这件事上他可不敢装糊涂,寒山寺的行事风格他也知道一些,没有十足的把握,这人定不会打草惊蛇。
说不定寒山寺已经了解到当年的真相,找他只是为了确定事情的真伪,或者是看看他所得到的消息中间还有没有遗漏。
乾逸潇整顿衣袍,面色阴沉起来,回忆着那段不堪回首的往事。
他从堕神峡谷出来后也百年有余,也经常回想着这件事。
他也许会后悔,但如果上天再给他一次机会,他还是会毫不犹豫地走上这条欺师灭祖的道路。
修炼界中,向来弱肉强食。
只有强者,才会受人尊重。
“我已经离开绽多年了,关于绽,我知道的也不多。”乾逸潇也缓慢地走到小亭的栏杆边,站在寒山寺稍稍靠后的地方,发出了阵阵感叹,“秦帝想知道些什么?我所知道的,定当知无不言,言无不尽。”
“当年劫杀季舒云的事情,说说吧!”
提到季舒云这个名字,寒山寺的眸子里参杂了很多复杂的感情。乾逸潇明显能从寒山寺身上传出冰冷的愤恨,杀意。

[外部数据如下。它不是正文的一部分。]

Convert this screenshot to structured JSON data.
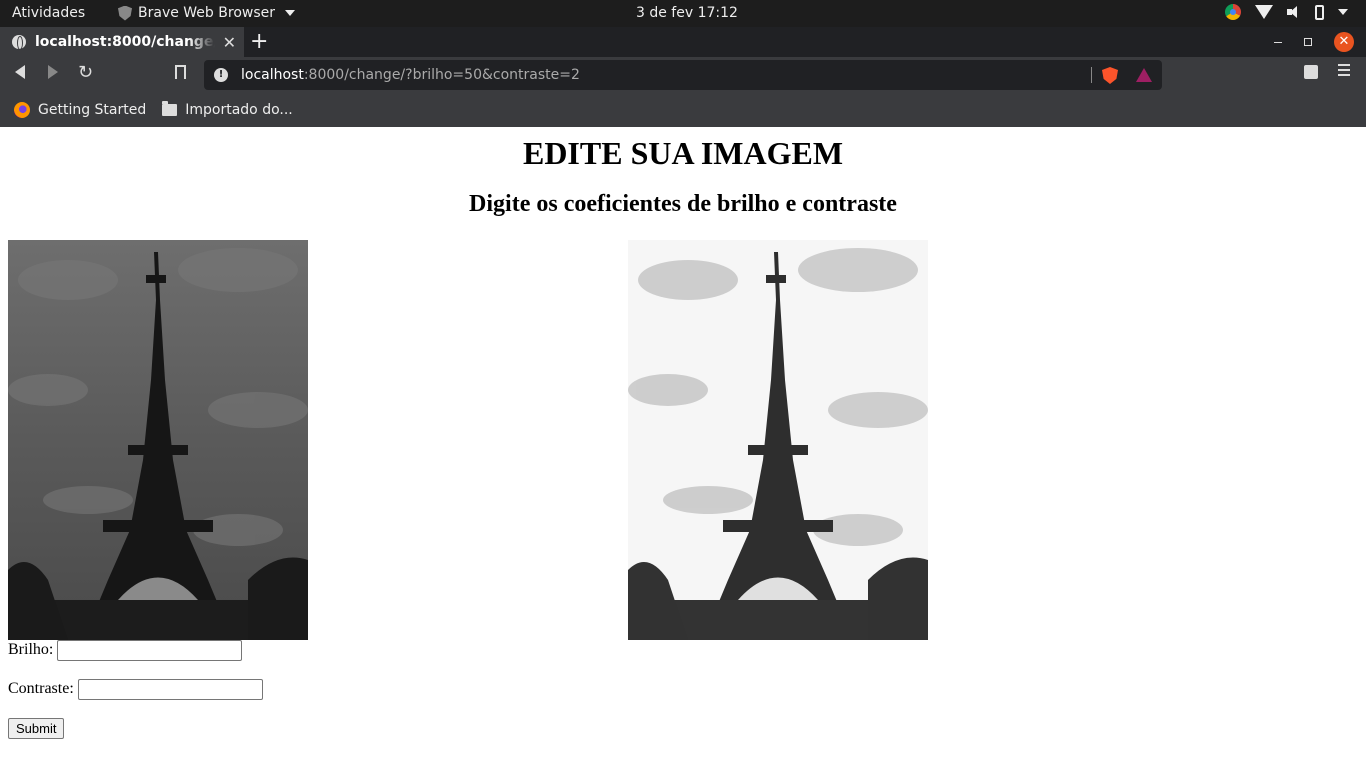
{
  "system_bar": {
    "activities": "Atividades",
    "app_name": "Brave Web Browser",
    "clock": "3 de fev  17:12"
  },
  "browser": {
    "tab_title": "localhost:8000/change/?brilho=50&contraste=2",
    "url_host": "localhost",
    "url_rest": ":8000/change/?brilho=50&contraste=2",
    "bookmarks": [
      {
        "label": "Getting Started"
      },
      {
        "label": "Importado do..."
      }
    ]
  },
  "page": {
    "heading": "EDITE SUA IMAGEM",
    "subheading": "Digite os coeficientes de brilho e contraste",
    "form": {
      "brilho_label": "Brilho:",
      "brilho_value": "",
      "contraste_label": "Contraste:",
      "contraste_value": "",
      "submit_label": "Submit"
    }
  }
}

自从季舒云死后,寒山寺从没有一刻放弃过对那次劫杀事件幕后黑手的追查。
开始的时候,种种迹象都表明,那一场劫杀的目的,是一些修炼门派为了向寒山寺宣泄愤恨,结盟劫杀他的妻儿。
任何一个帝国的强盛,和国内的修炼门派强弱也有很大的关系。
凡事有利也有弊,比如说在寒山寺还没有上位之前的大秦,那个时候,大秦境内的修炼门派的强盛达到了顶峰时刻。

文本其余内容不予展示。